Limb development requires the coordinated growth of several tissues and structures including long bones, joints and tendons, but the underlying mechanisms are not wholly clear. Recently, we identified a small drug-like molecule - we named Kartogenin (KGN) - that greatly stimulates chondrogenesis in marrow-derived mesenchymal stem cells (MSCs) and enhances cartilage repair in mouse osteoarthritis (OA) models. To determine whether limb developmental processes are regulated by KGN, we tested its activity on committed preskeletal mesenchymal cells from mouse embryo limb buds and whole limb explants. KGN did stimulate cartilage nodule formation and more strikingly, boosted digit cartilaginous anlaga elongation, synovial joint formation and interzone compaction, tendon maturation as monitored by ScxGFP, and interdigit invagination. To identify mechanisms, we carried out gene expression analyses and found that several genes, including those encoding key signaling proteins, were up-regulated by KGN. Amongst highly up-regulated genes were those encoding hedgehog and TGFß superfamily members, particularly TFGß1. The former response was verified by increases in Gli1-LacZ activity and Gli1 mRNA expression. Exogenous TGFß1 stimulated cartilage nodule formation to levels similar to KGN, and KGN and TGFß1 both greatly enhanced expression of lubricin/Prg4 in articular superficial zone cells. KGN also strongly increased the cellular levels of phospho-Smads that mediate canonical TGFß and BMP signaling. Thus, limb development is potently and harmoniously stimulated by KGN. The growth effects of KGN appear to result from its ability to boost several key signaling pathways and in particular TGFß signaling, working in addition to and/or in concert with the filamin A/CBFß/RUNX1 pathway we identified previously to orchestrate overall limb development. KGN may thus represent a very powerful tool not only for OA therapy, but also limb regeneration and tissue repair strategies.
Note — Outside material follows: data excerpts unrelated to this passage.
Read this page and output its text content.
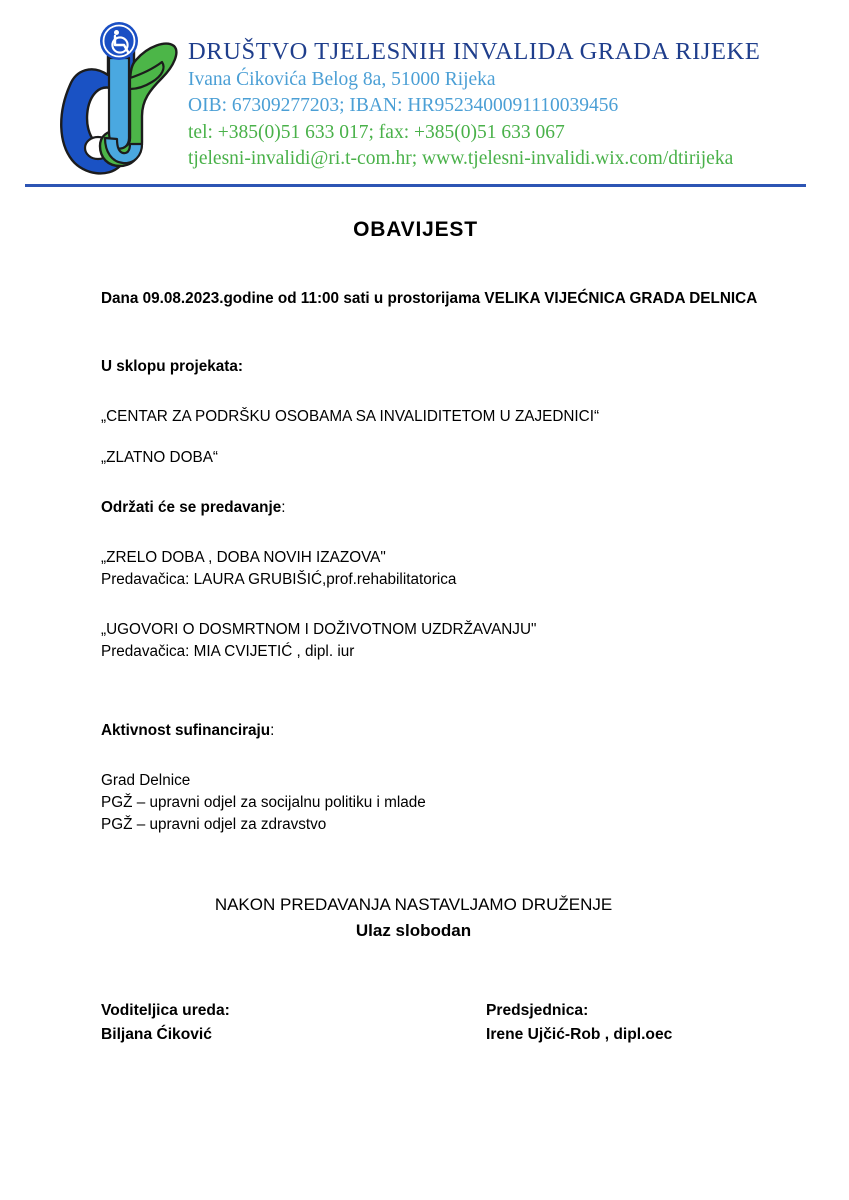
DRUŠTVO TJELESNIH INVALIDA GRADA RIJEKE
Ivana Ćikovića Belog 8a, 51000 Rijeka
OIB: 67309277203; IBAN: HR9523400091110039456
tel: +385(0)51 633 017; fax: +385(0)51 633 067
tjelesni-invalidi@ri.t-com.hr; www.tjelesni-invalidi.wix.com/dtirijeka
OBAVIJEST

Dana 09.08.2023.godine od 11:00 sati u prostorijama VELIKA VIJEĆNICA GRADA DELNICA

U sklopu projekata:

„CENTAR ZA PODRŠKU OSOBAMA SA INVALIDITETOM U ZAJEDNICI“

„ZLATNO DOBA“

Održati će se predavanje:

„ZRELO DOBA , DOBA NOVIH IZAZOVA"

Predavačica: LAURA GRUBIŠIĆ,prof.rehabilitatorica

„UGOVORI O DOSMRTNOM I DOŽIVOTNOM UZDRŽAVANJU"

Predavačica: MIA CVIJETIĆ , dipl. iur

Aktivnost sufinanciraju:

Grad Delnice

PGŽ – upravni odjel za socijalnu politiku i mlade

PGŽ – upravni odjel za zdravstvo

NAKON PREDAVANJA NASTAVLJAMO DRUŽENJE
Ulaz slobodan
Voditeljica ureda:	Predsjednica:
Biljana Ćiković	Irene Ujčić-Rob , dipl.oec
Genesis and morphogenesis of limb synovial joints and articular cartilage.

Limb synovial joints are intricate structures composed of articular cartilage, synovial membranes, ligaments and an articular capsule. Together, these tissues give each joint its unique shape, organization and biomechanical function. Articular cartilage itself is rather complex and organized in distinct zones, including the superficial zone that produces lubricants and contains stem/progenitor cells. For many years there has been great interest in deciphering the mechanisms by which the joints form and come to acquire such unique structural features and diversity. Decades ago, classic embryologists discovered that the first overt sign of joint formation at each prescribed limb site was the appearance of a dense and compact population of mesenchymal cells collectively called the interzone. Work carried out since then by several groups has provided evidence that the interzone cells actively participate in joint tissue formation over developmental time. This minireview provides a succinct but comprehensive description of the many important recent advances in this field of research. These include studies using various conditional reporter mice to genetically trace and track the origin, fate and possible function of joint progenitor cells; studies on the involvement and roles in signaling pathways and transcription factors in joint cell determination and functioning; and studies using advanced methods of gene expression analyses to uncover novel genetic determinants of joint formation and diversity. The overall advances are impressive, and the findings are not only of obvious interest and importance but also have major implications in the conception of future translational medicine tools to repair and regenerate defective, overused or aging joints.